What is the relationship between species richness and latitudinal gradient?
Ultimately, the latitudinal gradient in species richness must be a consequence of a greater period of net diversification in the tropics, likely following the origins of life there, or higher speciation rates and/or lower extinction rates at low latitudes compared with other regions.
How does latitude affect species diversity and richness?
Explanation: This idea is also referred to as the latitudinal diversity gradient, meaning that as you move from the equator towards the poles, diversity lessens. This pattern is one of the oldest observed in ecology.
What is the relationship between species richness and latitudinal gradient Class 12?
Latitudinal gradients: Species diversity generally decreases as we move away from the equator towards the poles. Tropics have more species than temperate or polar areas. Many hypotheses have been proposed by scientists to explain greater diversity in the tropics.
Which of these best describes the latitudinal gradient in species richness?
2. Which of these best describes the latitudinal gradient in species richness? b. There tends to be a greater number of species in midlatitudes.
How does species diversity change at latitude and altitude level?
Solution : Species diversity increases from high altitude or latitude to low altitude or latitude due to the increase in temperature and seasonal variability in the concerned area.
What explains latitudinal diversity gradients?
In summary, palaeontological data for many taxonomic groups are consistent with the hypothesis that the latitudinal diversity gradient is a result of higher rates of diversification in the tropics compared with temperate and polar regions, and the available evidence suggests that this difference is due to higher …

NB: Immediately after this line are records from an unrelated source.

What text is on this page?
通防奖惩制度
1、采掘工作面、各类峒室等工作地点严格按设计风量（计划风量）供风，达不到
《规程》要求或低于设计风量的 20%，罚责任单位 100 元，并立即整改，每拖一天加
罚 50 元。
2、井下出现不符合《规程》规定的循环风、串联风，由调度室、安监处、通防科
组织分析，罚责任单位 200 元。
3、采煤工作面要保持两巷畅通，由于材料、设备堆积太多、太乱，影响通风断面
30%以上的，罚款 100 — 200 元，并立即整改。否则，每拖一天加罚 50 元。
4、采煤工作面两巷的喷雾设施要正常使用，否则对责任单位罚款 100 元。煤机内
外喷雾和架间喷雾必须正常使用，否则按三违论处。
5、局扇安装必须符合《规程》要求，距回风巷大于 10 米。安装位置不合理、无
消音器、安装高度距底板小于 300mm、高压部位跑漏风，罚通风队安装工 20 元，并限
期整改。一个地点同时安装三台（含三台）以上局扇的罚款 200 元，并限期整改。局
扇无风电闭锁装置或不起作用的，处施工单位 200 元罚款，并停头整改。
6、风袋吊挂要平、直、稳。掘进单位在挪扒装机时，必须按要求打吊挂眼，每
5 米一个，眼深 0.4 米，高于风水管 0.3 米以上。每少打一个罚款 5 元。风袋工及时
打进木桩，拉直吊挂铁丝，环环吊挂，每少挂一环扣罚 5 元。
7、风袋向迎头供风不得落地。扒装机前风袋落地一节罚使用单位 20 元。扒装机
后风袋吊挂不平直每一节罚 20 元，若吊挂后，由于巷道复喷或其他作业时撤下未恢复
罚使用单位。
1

Does species richness increase with altitude?
A pattern in species richness is also observed as one moves along an elevational gradient; generally, species richness is thought to decline with increasing elevation.
What is species richness vs species diversity?
Species richness is simply the number of species in a community. Species diversity is more complex, and includes a measure of the number of species in a community, and a measure of the abundance of each species. Species diversity is usually described by an index, such as Shannon’s Index H’.
What determines species richness?
Species richness is often determined by dividing the number of species observed by the total area of the defined ecosystem.
Why does species richness decrease with altitude?
In the paper by Allouche et al. (1), the authors suggested that species richness decreases at high levels of habitat diversity because the area available per habitat decreases [area–heterogeneity tradeoff hypothesis (AHTO)].
How does species richness differ from species evenness?
The number of species living in a particular area is known as species richness. Species evenness refers to the relative abundance of each species in a particular area and it is a measure of whether a particular ecosystem is numerically dominated by one species or is represented by a similar number of species.
What is the relationship between elevation and latitude?
Elevation and latitude are related because they have similar effects on temperature. As the elevation increases, the temperature of the air decreases, which is likewise with latitude.
What is the latitudinal gradient in biodiversity?
Latitudinal gradients in species diversity From Wikipedia, the free encyclopedia The pattern The increase in species richness or biodiversity that occurs from the poles to the tropics, often referred to as the latitudinal gradient in species diversity, is one of the most widely recognized patterns in ecology.
Does the large area of the tropics explain latitudinal grades in species diversity?
S2CID 40145348. Archived from the original (PDF) on 2019-03-03. Rohde, K. (1997). “The larger area of the tropics does not explain latitudinal gradients in species diversity”. Oikos. 79 (1): 169–172. doi: 10.2307/3546102.
Is species richness declining along latitudinal gradients of terrestrial taxa?
Latitudinal gradients of terrestrial taxa commonly display a decline in species richness from the equator to the poles.
Why study grades of species richness?
Historically, research has focused on gradients of species richness (i.e., the number of species in an assemblage) because that was the only information available to effectively evaluate patterns of biodiversity at broad spatial extents ( Fig. 2 ).